Image Credit: Under the Mountain by Jamie Mills

Image Credit: Under the Mountain by Jamie Mills

INFRASTRUCTURAL TERRITORIES

Project: Infrastructural Territories
Class: UR Elective Seminar, California College of the Arts, Architecture Division

Date: Fall 2015
Instructors: Neeraj Bhatia

The notion of territory is increasingly difficult to define in the contemporary metropolis, as globalized networks move people, matter, and economics in complex ways that are continually being renegotiated. Simultaneously, the notion of disciplinary territory within architecture is also increasingly difficult to identify as the field’s expansion now often includes urbanism, landscape, and infrastructural design. This expansion of disciplinary territory reflects the need for a larger skill set for the contemporary architect if they are to address the design of the metropolis, an organization that collectively implicates urbanism, landscape and architecture. This seminar examines the role, types, organization, and formats of infrastructure through a series of readings and design projects to formulate a new understanding of holistic design. As such, this seminar is situated in response to the design of architecture and infrastructure as solely a self-reflexive, distinct, isolated and formal preoccupation that acts on a singular site. Instead, it explores new opportunities of feedback between divergent systems and scales to project a new organization for the thing we once called the city. Specifically we will look at organizational templates such as fields and networks; types such as soft and hard; and formats such as containers, conduits and surfaces. Instead of segregation, this seminar posits that infrastructural coupling can create a richer notion of spatial and disciplinary territory.

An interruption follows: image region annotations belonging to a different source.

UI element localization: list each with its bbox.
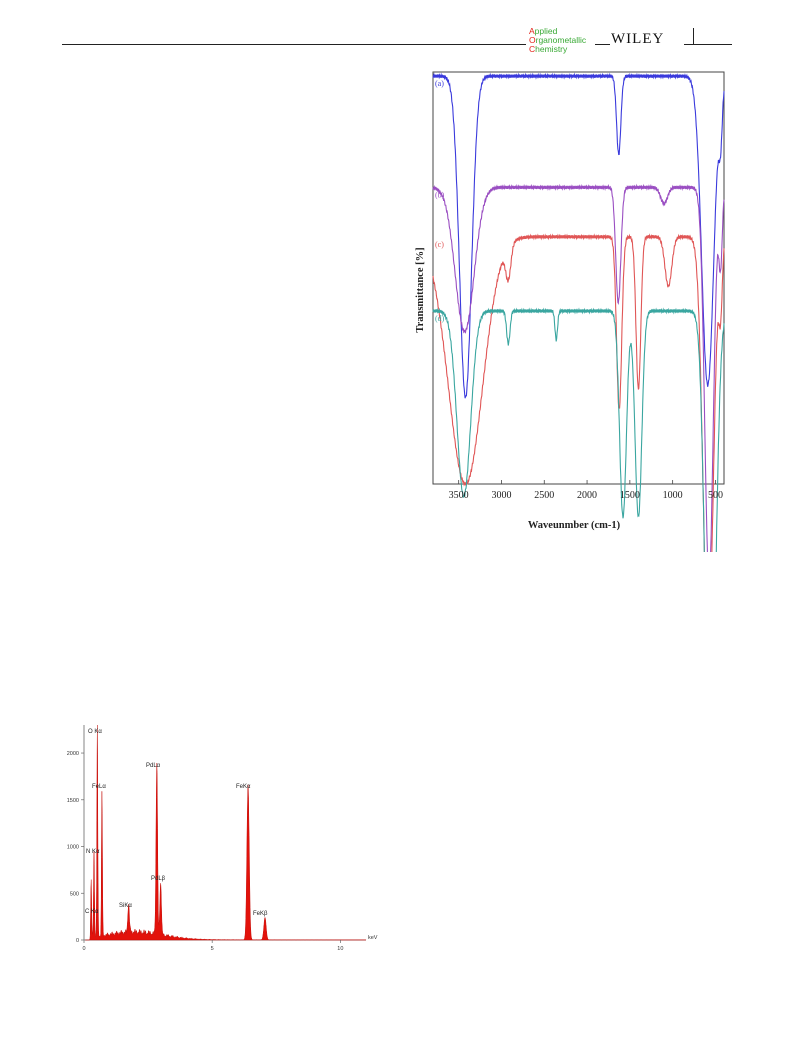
eds-x-axis-unit: keV: [368, 935, 378, 941]
eds-y-tick-label: 2000: [67, 751, 79, 757]
eds-peak-label: C Kα: [85, 909, 99, 915]
journal-logo-line: Chemistry: [529, 45, 586, 54]
eds-peak-label: O Kα: [88, 729, 102, 735]
eds-y-tick-label: 500: [70, 891, 79, 897]
eds-peak-label: N Kα: [86, 849, 100, 855]
journal-logo-line: Applied: [529, 27, 586, 36]
ftir-x-tick-label: 1000: [663, 490, 683, 501]
journal-logo: Applied Organometallic Chemistry: [529, 27, 586, 54]
header-rule-short: [595, 44, 610, 45]
eds-x-tick-label: 5: [211, 946, 214, 952]
eds-y-tick-label: 0: [76, 938, 79, 944]
eds-peak-label: PdLβ: [151, 876, 166, 882]
eds-spectrum-area: [85, 724, 367, 941]
journal-logo-initial: A: [529, 26, 535, 36]
ftir-series-line: [432, 72, 725, 399]
journal-logo-word: hemistry: [535, 44, 568, 54]
ftir-series-line: [432, 233, 725, 552]
eds-peak-label: SiKα: [119, 903, 132, 909]
header-rule: [62, 44, 526, 45]
eds-y-tick-label: 1500: [67, 798, 79, 804]
journal-logo-initial: C: [529, 44, 536, 54]
ftir-series-label: (a): [435, 79, 444, 88]
eds-peak-label: FeKα: [236, 784, 251, 790]
header-rule-right: [684, 44, 732, 45]
eds-x-tick-label: 10: [337, 946, 343, 952]
wiley-wordmark: WILEY: [611, 31, 665, 47]
ftir-x-tick-label: 3000: [491, 490, 511, 501]
ftir-series-line: [432, 307, 725, 552]
eds-peak-label: FeLα: [92, 784, 106, 790]
ftir-x-tick-label: 3500: [449, 490, 469, 501]
ftir-x-tick-label: 500: [708, 490, 723, 501]
ftir-x-axis-label: Waveunmber (cm-1): [528, 520, 621, 531]
eds-figure: 0 500 1000 1500 2000 0 5 10 C Kα N Kα O Kα FeLα SiK…: [67, 724, 378, 952]
journal-logo-word: pplied: [534, 26, 558, 36]
eds-x-tick-label: 0: [82, 946, 85, 952]
ftir-series-label: (c): [435, 240, 444, 249]
journal-logo-word: rganometallic: [535, 35, 587, 45]
eds-peak-label: FeKβ: [253, 911, 268, 917]
header-page-tick: [693, 28, 694, 44]
eds-y-tick-label: 1000: [67, 845, 79, 851]
ftir-x-tick-label: 2500: [534, 490, 554, 501]
ftir-series-label: (b): [435, 190, 445, 199]
ftir-y-axis-label: Transmittance [%]: [415, 247, 426, 332]
ftir-x-tick-label: 1500: [620, 490, 640, 501]
ftir-figure: 3500 3000 2500 2000 1500 1000 500 (a) (b) (c) (d)…: [415, 71, 725, 552]
eds-peak-label: PdLα: [146, 763, 161, 769]
journal-logo-line: Organometallic: [529, 36, 586, 45]
journal-logo-initial: O: [529, 35, 536, 45]
ftir-x-tick-label: 2000: [577, 490, 597, 501]
ftir-series-line: [432, 183, 725, 552]
ftir-series-label: (d): [435, 314, 445, 323]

The expansion of territory and the organization of infrastructure converge at production of Logistical Space. Logistics, a branch of military science that dealt with the procurement, maintenance, and transportation of military material, facilities, and personnel, is now a core principle in how the globalized city, its periphery, and hinterland, functions. In fact, logistical networks are so integral to the functioning of global commerce that they have essentially reconfigured the globe into what Neil Brenner has termed planetary urbanism. This form of urbanism organizes all from the scale of the housing pixel to the continent eroding the distinction between infrastructure, space, and territory in service of increased capital. The ability to move large amounts of matter through networks at increasing speeds is an attempt to conquer space and time. As networks become increasingly integrated (albeit, one- dimensionally), we notice a shift in the role of spatial proximity, which incites new forms of urban organization.

We could say that the major spatial formats of logistics consist of surfaces, containers, and conduits. These formats have colonized vast swatches of peripheral urban environments, and operate at a scale that is more closely aligned to global and regional urbanism than to that of the city. Surfaces are planes of mediation that typically operate at a territorial scale as they are primarily implicated in a form of harvesting or collection. Containers are architectural shells of enclosure often located between the formats of surfaces and conduits for the storage, refining, or distribution of a particular good. The conduit as a type is tasked with interfacing between the scale of the territory and that of architecture by moving goods, matter, or energy across vast distances.

If we accept Keller Easterling’s notion that infrastructure is no longer the substructure of the city, but its very structure, than logistics and the way it organizes infrastructures and creates territories is the central mechanism by which most space is arranged, organized, and connected. By understanding how matter, energy, waste, products and other goods that define our everyday life, move across and inscribe new territories, enables a new understanding of how the space of infrastructural logistics can be reconfigured by integrating architecture, urbanism, and landscape in complex ways that privilege a more holistic set of goals including social and environmental sustainability that move beyond efficiency and increased capital.